В ожидании выезда к следующему поезду машину оставили во внутреннем дворе тюрьмы. Шофер и стража удалились.

Пока все шло в соответствии с планом Гонзалеса.


Ночью поднялся сильный ветер. Он налетел с юго-востока, из Дортмура, сотрясая ставни и черепицу на крышах домов.

Во внутреннем дворе тюрьмы раздался легкий шорох — это скрипнула дверь специального автомобиля…

Леон вылез из машины и осторожно прокрался к небольшому строению в углу двора. Отперев дверь своим ключом, он очутился в помещении, где фотографировали преступников. Из этой комнаты он проник в коридор, а оттуда в главный корпус тюрьмы.
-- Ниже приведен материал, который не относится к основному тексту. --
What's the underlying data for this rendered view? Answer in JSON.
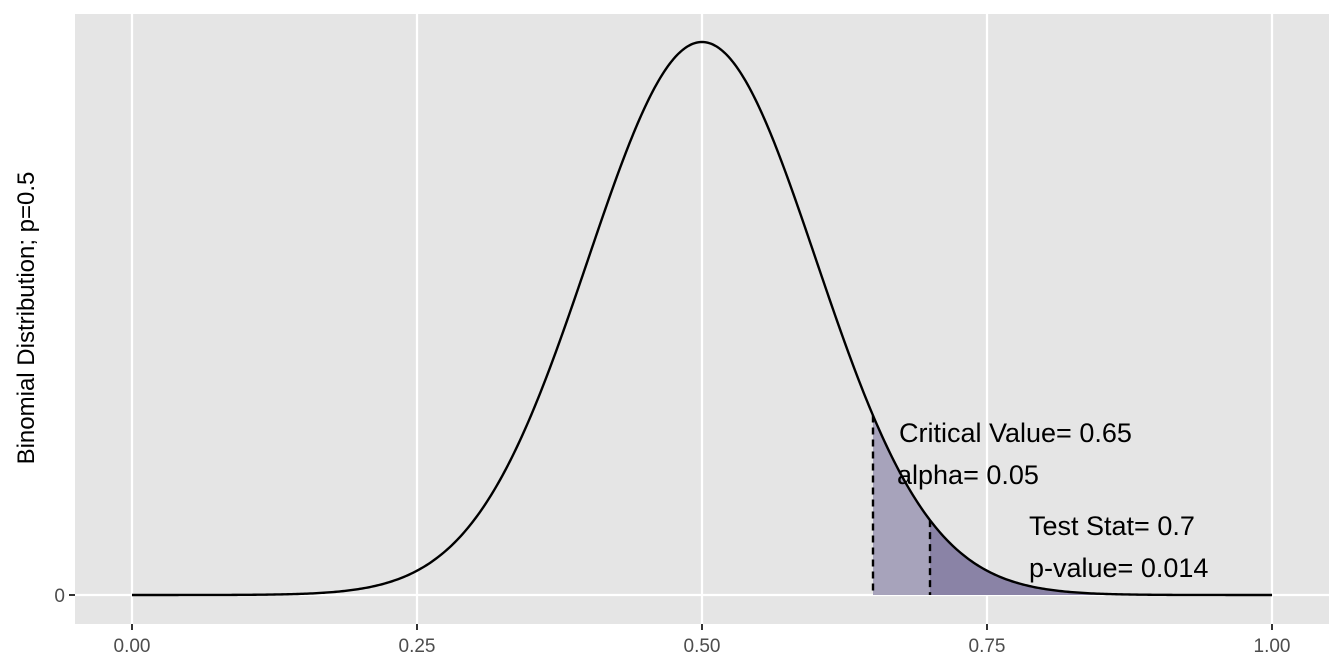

Во время своего недавнего посещения этого заведения он хорошо запомнил его внутреннее расположение и теперь отлично ориентировался в его многочисленных коридорах и переходах…

Наконец он нашел то, что искал.

Ключ мягко провернулся в замке камеры.

Доктор Твенден посмотрел на него сонным взглядом.

— Встаньте, — приказал Гонзалес.

Доктор спросонья повиновался.

Леон надел на него наручники и повел за собой. Прежде чем доктор успел сообразить, что, собственно, происходит, они уже вошли в маленькое строение. Быстрым движением Леон заткнул доктору рот шелковым платком.

— Вы слышите меня?

Доктор кивнул.

— Чувствуете укол? — спросил Гонзалес, вонзая ему в руку иглу шприца. Доктор тщетно пытался выдернуть руку.

— Вы убили ни в чем не повинную женщину, но вам удалось избежать кары закона. Пару дней назад вы презрительно отозвались о Четырех Справедливых. Я — один из них. От закона можно ускользнуть, от нас — никогда. Вы меня поняли?

Доктор медленно кивнул и поднял на Леона невидящие глаза.

Тот разжал руку.

Тело убийцы распростерлось на полу.

Леон перекинул через перекладину под потолком веревку…

Утром глазам тюремной стражи представилось странное и, вместе с тем, страшное зрелище. С перекладины на туго натянутой веревке висело неподвижное тело.

Доктору Твендену удалось ускользнуть от руки правосудия, но другой, справедливый суд свершился.